Load required packages:
require(data.table)
require(ggplot2)
require(plotly)
require(RSQLite)
Fetch data from db:
# set the file path to db
s.dbpath = "../data/dhtlog.db"
# connect to db
con <- dbConnect(drv=RSQLite::SQLite(), dbname=s.dbpath)
# list all tables
tables <- dbListTables(con)
# exclude sqlite_sequence (contains table information)
tables <- tables[tables != "sqlite_sequence"]
lDataFrames <- vector("list", length=length(tables))
# create a data.frame for each table
for (i in seq(along=tables)) {
lDataFrames[[i]] <- as.data.table(dbGetQuery(conn=con, statement=paste("SELECT * FROM '", tables[[i]], "'", sep="")))
}
# take 1st table only (this is where our data lives)
dt = lDataFrames[[1]]
Get season from dates (adapted from https://stackoverflow.com/a/9501225/1898713):
getSeason <- function(DATES) {
WS <- as.Date("2012-12-21", format = "%Y-%m-%d") # Winter Solstice
SE <- as.Date("2012-3-20", format = "%Y-%m-%d") # Spring Equinox
SS <- as.Date("2012-6-21", format = "%Y-%m-%d") # Summer Solstice
FE <- as.Date("2012-9-22", format = "%Y-%m-%d") # Fall Equinox
# Convert dates from any year to 2012 dates
d <- as.Date(strftime(DATES, format="2012-%m-%d"))
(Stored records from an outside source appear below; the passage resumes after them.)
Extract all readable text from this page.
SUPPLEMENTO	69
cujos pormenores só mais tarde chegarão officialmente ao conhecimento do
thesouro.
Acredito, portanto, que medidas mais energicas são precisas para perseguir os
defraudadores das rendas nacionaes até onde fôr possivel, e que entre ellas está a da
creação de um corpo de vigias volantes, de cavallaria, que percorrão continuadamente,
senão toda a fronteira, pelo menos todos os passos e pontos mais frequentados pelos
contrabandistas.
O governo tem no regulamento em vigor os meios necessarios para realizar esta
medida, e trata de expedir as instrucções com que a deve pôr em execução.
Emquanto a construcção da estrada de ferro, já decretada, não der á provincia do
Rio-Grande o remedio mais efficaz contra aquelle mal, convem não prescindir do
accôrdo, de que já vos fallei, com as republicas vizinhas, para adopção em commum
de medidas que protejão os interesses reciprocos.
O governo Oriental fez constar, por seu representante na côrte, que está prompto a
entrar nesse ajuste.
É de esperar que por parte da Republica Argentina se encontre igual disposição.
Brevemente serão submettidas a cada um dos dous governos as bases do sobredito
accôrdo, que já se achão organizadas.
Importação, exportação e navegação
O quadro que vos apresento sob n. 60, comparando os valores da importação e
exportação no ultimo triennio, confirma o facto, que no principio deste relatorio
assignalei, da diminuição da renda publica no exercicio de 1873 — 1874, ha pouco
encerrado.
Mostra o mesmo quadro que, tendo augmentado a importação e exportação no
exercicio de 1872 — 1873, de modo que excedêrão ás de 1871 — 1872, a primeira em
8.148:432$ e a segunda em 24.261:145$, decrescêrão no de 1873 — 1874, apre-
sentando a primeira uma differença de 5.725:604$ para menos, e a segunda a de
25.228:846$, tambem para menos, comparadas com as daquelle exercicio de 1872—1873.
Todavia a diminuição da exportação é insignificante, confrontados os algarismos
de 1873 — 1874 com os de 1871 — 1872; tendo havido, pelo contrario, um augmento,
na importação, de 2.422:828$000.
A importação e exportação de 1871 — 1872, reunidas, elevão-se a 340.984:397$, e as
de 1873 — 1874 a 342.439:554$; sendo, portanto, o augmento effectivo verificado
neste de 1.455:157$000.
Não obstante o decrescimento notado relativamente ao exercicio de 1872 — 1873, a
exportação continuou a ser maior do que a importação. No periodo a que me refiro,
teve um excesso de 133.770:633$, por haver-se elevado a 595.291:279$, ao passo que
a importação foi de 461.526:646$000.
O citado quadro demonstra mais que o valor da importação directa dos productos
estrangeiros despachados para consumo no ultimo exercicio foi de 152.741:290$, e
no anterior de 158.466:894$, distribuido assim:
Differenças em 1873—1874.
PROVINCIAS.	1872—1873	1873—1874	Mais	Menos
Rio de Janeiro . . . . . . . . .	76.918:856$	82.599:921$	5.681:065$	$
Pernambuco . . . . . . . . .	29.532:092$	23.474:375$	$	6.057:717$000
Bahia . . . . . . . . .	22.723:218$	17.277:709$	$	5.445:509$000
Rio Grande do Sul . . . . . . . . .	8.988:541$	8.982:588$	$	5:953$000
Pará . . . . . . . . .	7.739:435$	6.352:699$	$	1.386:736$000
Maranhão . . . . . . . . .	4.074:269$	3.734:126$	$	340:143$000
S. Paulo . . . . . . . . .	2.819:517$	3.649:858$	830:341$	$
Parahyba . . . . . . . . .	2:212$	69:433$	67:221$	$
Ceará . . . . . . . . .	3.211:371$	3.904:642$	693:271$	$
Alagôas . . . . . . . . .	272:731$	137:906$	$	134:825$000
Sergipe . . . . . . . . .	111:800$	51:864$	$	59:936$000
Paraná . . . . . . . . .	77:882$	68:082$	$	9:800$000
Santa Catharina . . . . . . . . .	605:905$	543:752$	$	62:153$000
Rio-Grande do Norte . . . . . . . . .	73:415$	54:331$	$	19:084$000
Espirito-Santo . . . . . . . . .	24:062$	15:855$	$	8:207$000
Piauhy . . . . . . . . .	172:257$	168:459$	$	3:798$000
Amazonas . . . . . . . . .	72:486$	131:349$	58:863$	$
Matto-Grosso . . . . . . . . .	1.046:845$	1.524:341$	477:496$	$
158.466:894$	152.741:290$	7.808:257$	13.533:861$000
ifelse (d >= WS | d < SE, "Winter",
ifelse (d >= SE & d < SS, "Spring",
ifelse (d >= SS & d < FE, "Summer", "Fall")))
}
# add a column 'season' to our data
dt[, season := getSeason(timestamp)]
# order season column
dt[, season := factor(season, levels = c('Winter', 'Spring', 'Summer', 'Fall'))]
Sometimes sensors malfunction and give strange readings such as very low temperature or very high humidity. Remove such measurements:
dt = dt[temp > 10 & humid < 100]
Plot interactive scatter plot with points coloured by season. To avoid slowdown in plotly there are nPts random points selected and plotted for each season.
# number of points to select
nPts = 500
# create a new trimmed dt with nPts random points from each season
dt.short = dt[, .SD[sample(.N, min(.N, nPts))], by = season]
# create a ggplot
p1 = ggplot(dt.short, aes(x = temp, y = humid, label = timestamp)) +
geom_point(alpha = 0.3, aes(fill = season), colour = NA) +
xlab('\nTemperature') +
ylab('Humidity\n') +
theme_bw()
# interactive scatter plot
ggplotly(p1)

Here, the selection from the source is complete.